Deeper in the weeds, Decrypt’s angle is that the Zcash issue is acting like a stress test for broader trust in crypto infrastructure. Even if most users never touch Zcash day to day, vulnerability headlines can widen perceived counterparty and execution risk, especially when they surface without fast clarity on scope.
What Decrypt says triggered the selloff
Decrypt ties the bitcoin break under $60K to two drivers.
- Macro: strong jobs data.
- Crypto: a Zcash vulnerability and resulting crash.
Decrypt’s phrasing is direct about the sequencing. Bitcoin moved down as crypto reckoned with the Zcash problem, not in isolation.
Key points from Decrypt
| Item | What happened | Source |
|---|---|---|
| Bitcoin price move | Dipped below $60,000 | Decrypt |
| Distance from peak | More than 50% down from October peak | Decrypt |
| Crypto-specific shock | Zcash vulnerability linked to a crash | Decrypt |
| Market trigger (macro) | Strong jobs data cited | Decrypt |
Why the Zcash headline can matter beyond Zcash
A vulnerability in one asset’s ecosystem does not automatically break every other chain or application. But security desks watch for a more practical effect: whether the incident changes how markets price operational risk across the sector.
Decrypt’s story points to that channel. The “crypto confidence” angle is essentially about the perceived reliability of crypto systems under stress. When a major network or ecosystem has a vulnerability that becomes public and triggers a crash, investors and counterparties often respond by widening the risk discount they apply to correlated assets.

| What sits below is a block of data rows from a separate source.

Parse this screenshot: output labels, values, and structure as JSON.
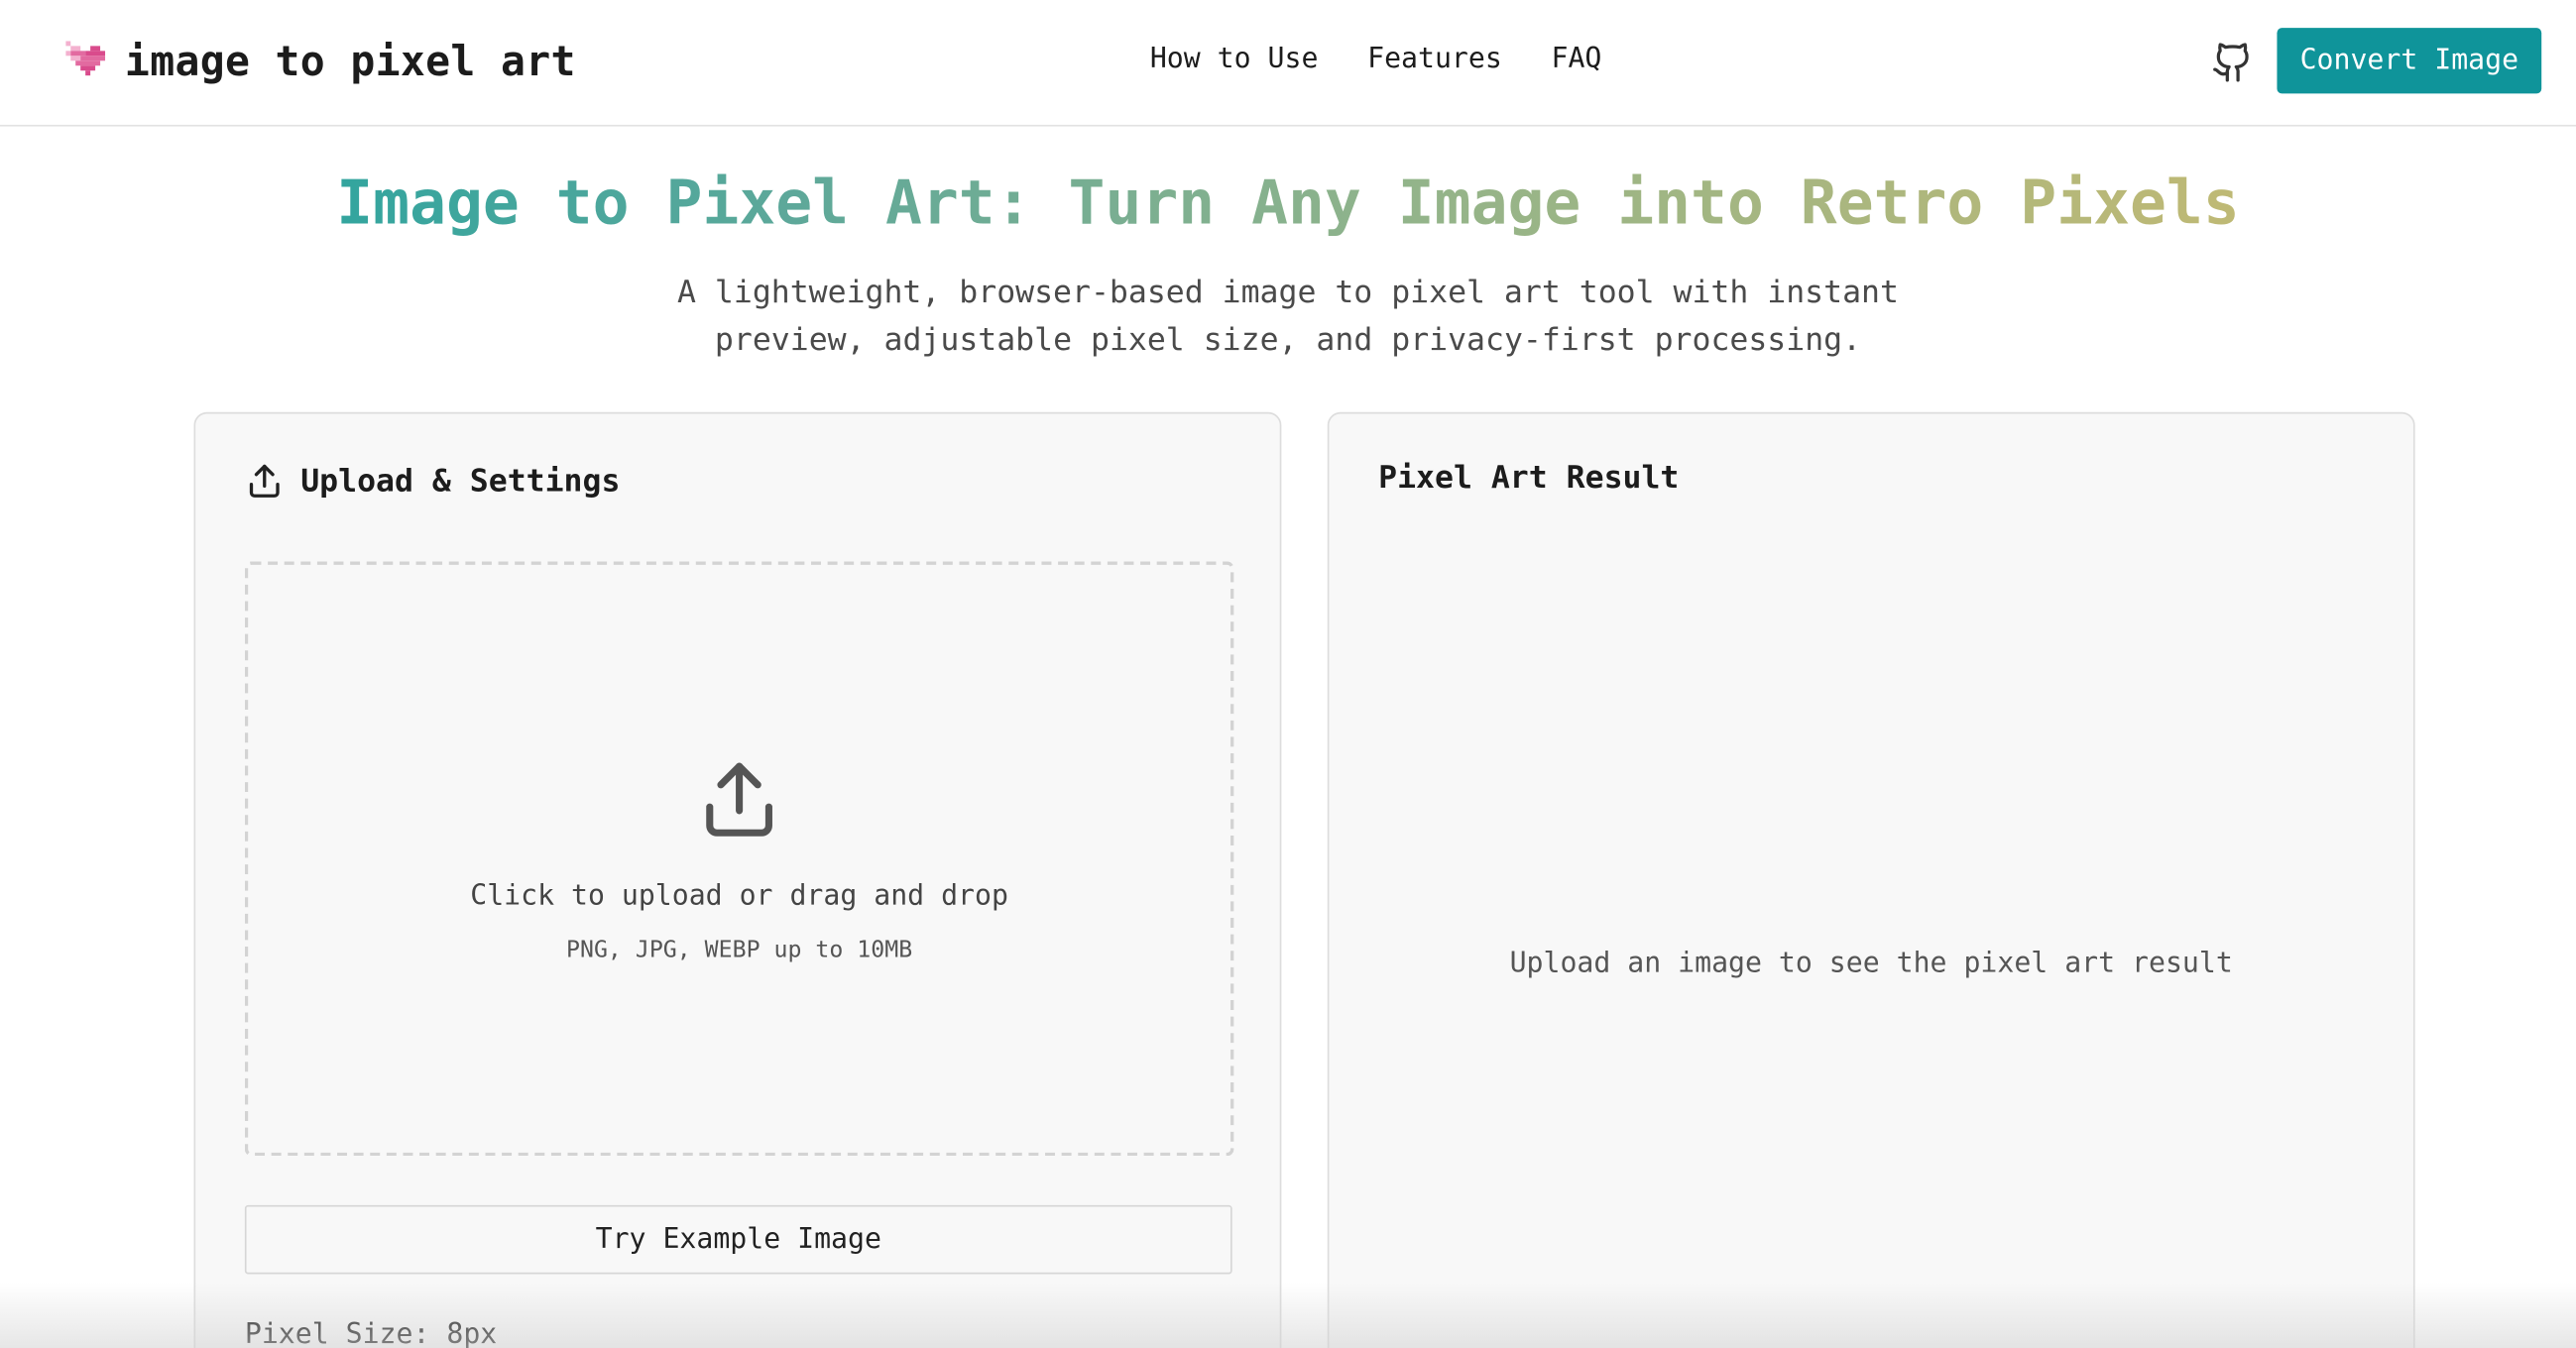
{
  "brand": {
    "name": "image to pixel art",
    "logo_icon": "pixel-heart-icon",
    "logo_colors": [
      "#f3b1cf",
      "#e26aa0",
      "#d94b8c"
    ]
  },
  "nav": {
    "items": [
      "How to Use",
      "Features",
      "FAQ"
    ]
  },
  "header_actions": {
    "github_icon": "github-icon",
    "convert_label": "Convert Image",
    "accent": "#0f949a"
  },
  "hero": {
    "title_words": [
      "Image",
      "to",
      "Pixel",
      "Art:",
      "Turn",
      "Any",
      "Image",
      "into",
      "Retro",
      "Pixels"
    ],
    "title_gradient": [
      "#13a2a2",
      "#d1bb6c"
    ],
    "subtitle_line1": "A lightweight, browser-based image to pixel art tool with instant",
    "subtitle_line2": "preview, adjustable pixel size, and privacy-first processing."
  },
  "upload_panel": {
    "icon": "upload-icon",
    "title": "Upload & Settings",
    "dropzone": {
      "icon": "upload-icon",
      "main_text": "Click to upload or drag and drop",
      "sub_text": "PNG, JPG, WEBP up to 10MB"
    },
    "example_button": "Try Example Image",
    "pixel_size_label": "Pixel Size: 8px"
  },
  "result_panel": {
    "title": "Pixel Art Result",
    "empty_text": "Upload an image to see the pixel art result"
  }
}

That response can look like indiscriminate selling. It is often not. It is risk budgeting. You see it most sharply when macro data also nudges liquidity tighter, which Decrypt says is what the jobs data did.
The part still left open
Decrypt does not, in the excerpt provided here, lay out the technical details of the Zcash vulnerability, what was exploited versus what was merely exposed, or what mitigations were confirmed at the time. That matters, because different failure modes produce different long-tail damage.
In incident terms, the market’s reaction is sensitive to three questions.

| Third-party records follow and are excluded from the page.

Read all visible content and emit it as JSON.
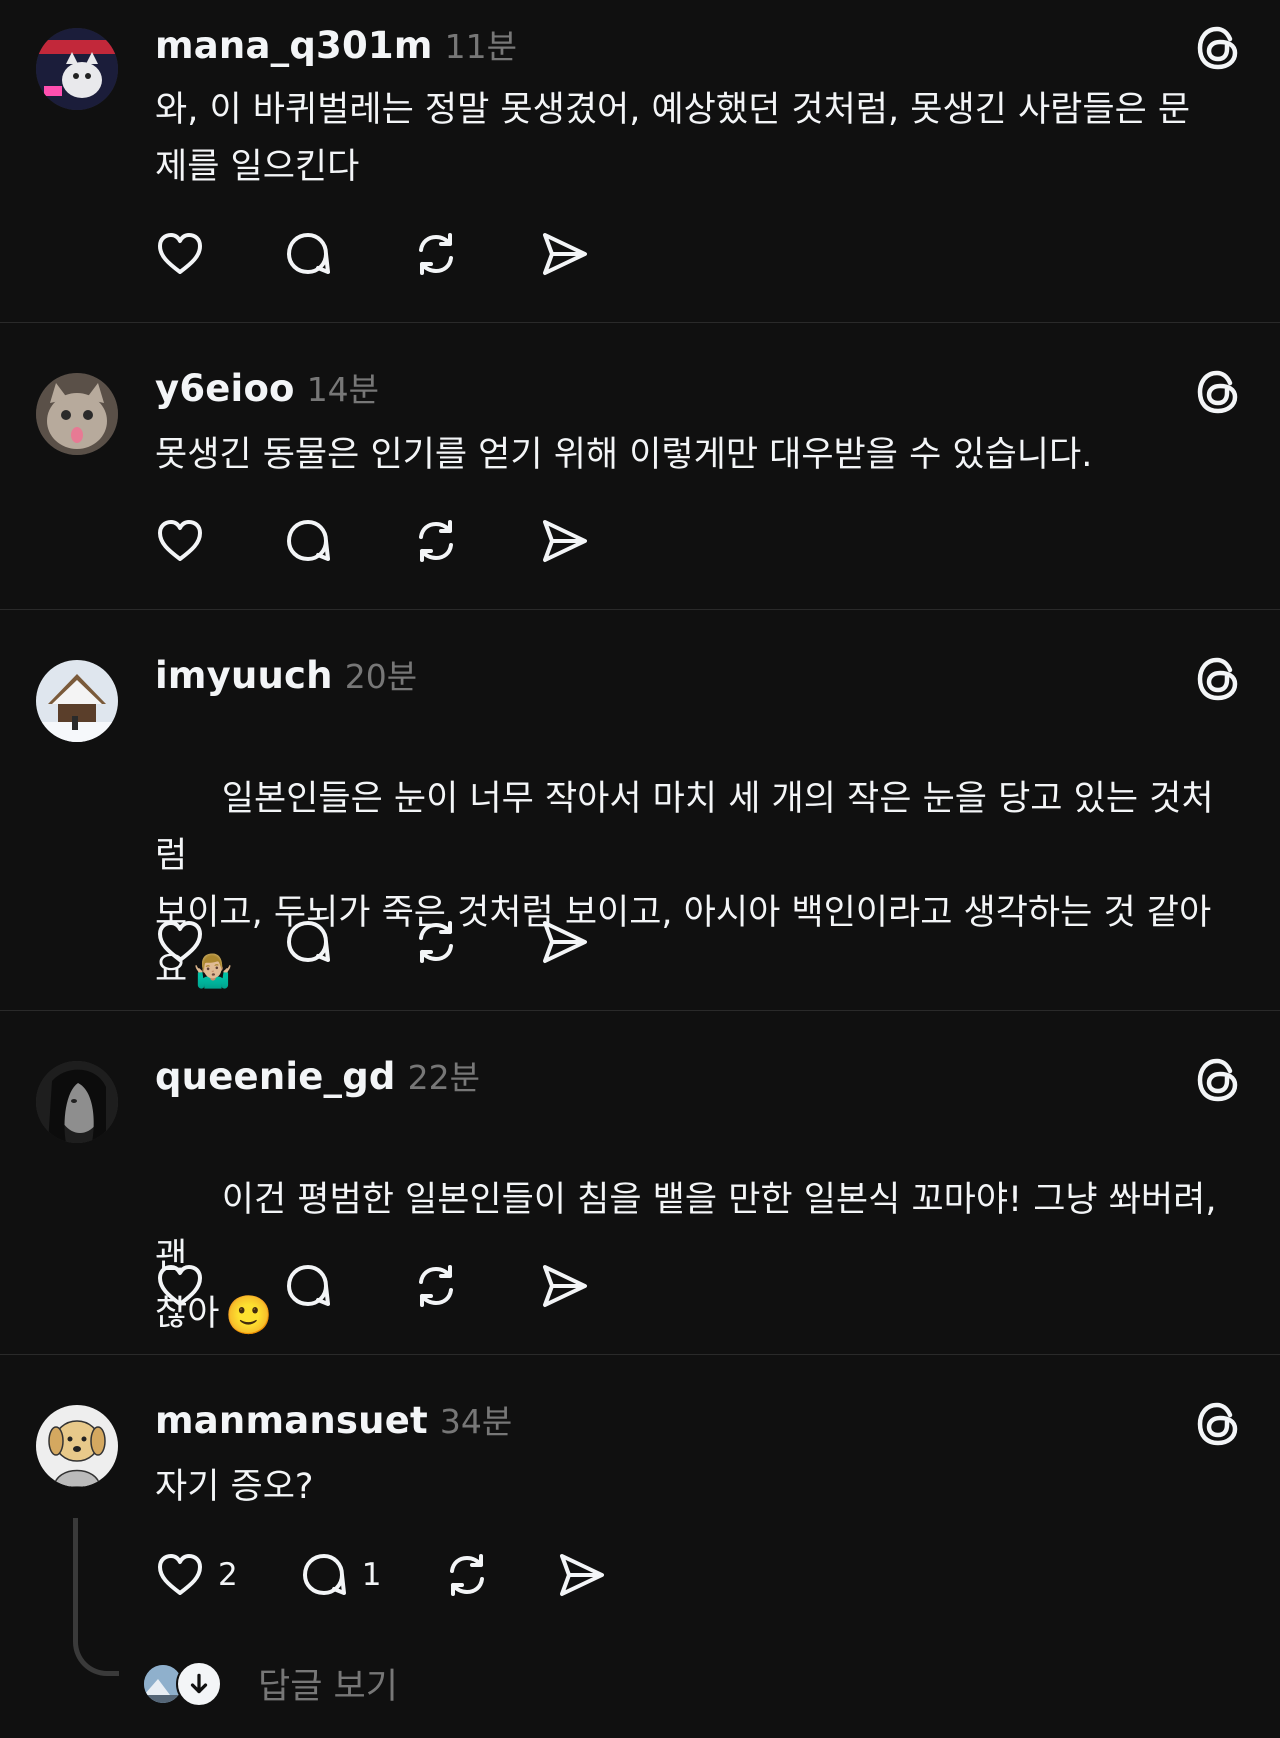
{
  "colors": {
    "background": "#101010",
    "text_primary": "#f3f5f7",
    "text_secondary": "#777777",
    "divider": "#2a2a2a"
  },
  "posts": [
    {
      "username": "mana_q301m",
      "time": "11분",
      "text": "와, 이 바퀴벌레는 정말 못생겼어, 예상했던 것처럼, 못생긴 사람들은 문\n제를 일으킨다",
      "avatar_icon": "avatar-cat-collage-icon"
    },
    {
      "username": "y6eioo",
      "time": "14분",
      "text": "못생긴 동물은 인기를 얻기 위해 이렇게만 대우받을 수 있습니다.",
      "avatar_icon": "avatar-cat-tongue-icon"
    },
    {
      "username": "imyuuch",
      "time": "20분",
      "text": "일본인들은 눈이 너무 작아서 마치 세 개의 작은 눈을 당고 있는 것처럼\n보이고, 두뇌가 죽은 것처럼 보이고, 아시아 백인이라고 생각하는 것 같아\n요",
      "emoji": "🤷🏼‍♂️",
      "avatar_icon": "avatar-snow-house-icon"
    },
    {
      "username": "queenie_gd",
      "time": "22분",
      "text": "이건 평범한 일본인들이 침을 뱉을 만한 일본식 꼬마야! 그냥 쏴버려, 괜\n찮아",
      "emoji": "🙂",
      "avatar_icon": "avatar-portrait-bw-icon"
    },
    {
      "username": "manmansuet",
      "time": "34분",
      "text": "자기 증오?",
      "like_count": "2",
      "reply_count": "1",
      "avatar_icon": "avatar-dog-sketch-icon",
      "view_replies": "답글 보기"
    }
  ]
}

- Was there confirmed exploitation or only a theoretical weakness.
- How quickly did the ecosystem coordinate mitigations.
- Whether the vulnerability affects consensus, key management, wallets, exchanges, or smart-contract-like functionality.
Without those specifics, you can say “confidence dropped.” You cannot responsibly say how durable the damage is.
Still, Decrypt frames the timing clearly: bitcoin crosses a major psychological level while crypto digests a Zcash vulnerability. That overlap is enough to explain why risk appetite took a hit across the board.
What to watch next
Decrypt’s report leaves traders and security-minded readers with a straightforward watchlist.
- Follow-up reporting on what the Zcash vulnerability actually impacted.
- Evidence of mitigations sticking or unraveling.
- Whether crypto-specific bad news continues to coincide with macro-driven pressure.
If bitcoin weakness persists even after clarity improves on the Zcash side, the story shifts from incident-driven confidence to broader risk-off. If, however, the Zcash issue gets cleanly contained and details reduce uncertainty, the market may stop treating this as an ongoing sector-wide threat.
For now, Decrypt’s core message is simple. Bitcoin is under $60,000 amid a double hit. Strong jobs data tightens the macro screws, and a Zcash vulnerability adds its own security shock to the mix.